Although overt hostility toward Jews was not present in speeches
made during the rally, the nature of the books being sold at nearby
Nation of Islam book stands was more revealing. These books included
The Jews and Their Lies by Martin Luther, The Jewish
Onslaught by Tony Martin, The Ugly Truth About the ADL
by the Editors of EIR, the Lyndon LaRouche publication, The
Protocols of the Elders of Zion, and The International
Jew by Henry Ford. Also for sale was The Secret Relationship
between Blacks and Jews a thoroughly discredited book by the
Nation of Islam "historical research department" which
purports to show that the Jews were responsible for the African
slave trade.
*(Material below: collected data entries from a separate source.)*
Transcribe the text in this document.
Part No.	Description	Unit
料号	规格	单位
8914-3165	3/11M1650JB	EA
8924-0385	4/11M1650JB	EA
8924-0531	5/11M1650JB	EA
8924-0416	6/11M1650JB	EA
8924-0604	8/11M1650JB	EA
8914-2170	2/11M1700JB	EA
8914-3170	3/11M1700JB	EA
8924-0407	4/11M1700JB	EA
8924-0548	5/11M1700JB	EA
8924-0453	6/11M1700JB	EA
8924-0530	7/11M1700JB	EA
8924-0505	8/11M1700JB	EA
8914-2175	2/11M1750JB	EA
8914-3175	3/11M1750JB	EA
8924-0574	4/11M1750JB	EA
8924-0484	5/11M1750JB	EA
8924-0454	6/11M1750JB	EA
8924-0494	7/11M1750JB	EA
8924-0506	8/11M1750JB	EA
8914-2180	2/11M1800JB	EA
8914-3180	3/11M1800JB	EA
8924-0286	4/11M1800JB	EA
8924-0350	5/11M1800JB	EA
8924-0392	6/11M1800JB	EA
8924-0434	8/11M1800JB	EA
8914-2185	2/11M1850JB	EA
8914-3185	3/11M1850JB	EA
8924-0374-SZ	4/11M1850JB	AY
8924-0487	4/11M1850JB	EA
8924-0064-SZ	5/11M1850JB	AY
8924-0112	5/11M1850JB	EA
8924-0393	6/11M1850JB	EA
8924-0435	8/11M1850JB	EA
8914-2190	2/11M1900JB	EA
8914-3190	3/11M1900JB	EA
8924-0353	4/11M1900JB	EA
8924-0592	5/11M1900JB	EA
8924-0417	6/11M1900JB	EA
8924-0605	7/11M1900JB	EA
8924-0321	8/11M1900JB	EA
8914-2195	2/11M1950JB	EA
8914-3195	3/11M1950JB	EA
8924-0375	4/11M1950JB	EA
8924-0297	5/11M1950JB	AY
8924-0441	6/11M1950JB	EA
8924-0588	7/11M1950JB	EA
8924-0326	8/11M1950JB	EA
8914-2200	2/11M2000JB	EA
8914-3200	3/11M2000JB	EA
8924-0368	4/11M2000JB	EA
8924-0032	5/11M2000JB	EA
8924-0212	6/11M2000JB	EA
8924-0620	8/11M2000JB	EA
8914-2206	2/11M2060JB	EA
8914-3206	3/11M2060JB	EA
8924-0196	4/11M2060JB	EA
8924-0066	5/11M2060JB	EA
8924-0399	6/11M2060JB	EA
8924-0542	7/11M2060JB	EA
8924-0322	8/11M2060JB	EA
Other books available that day included Jack McLamb's
Operation Vampire Killer 2000, a conspiracy tract popular
in militia circles, and Reclaiming Your Sovereign Citizenship
by Johnny Liberty, a document outlining "common law court"-type
tactics.
In 1996, as in previous years, the falsity of any notion that
Louis Farrakhan was serious about moderating his hateful views
could be found in his words, those of his ministers, on the bookstands
at his appearances, and on the pages of The Final Call.
Time and again, Farrakhan reaches out to the disenfranchised with
a scapegoat, the media with controversy and the mainstream with
hints of atonement and reconciliation. Slowly but surely, the
game makes itself more and more apparent.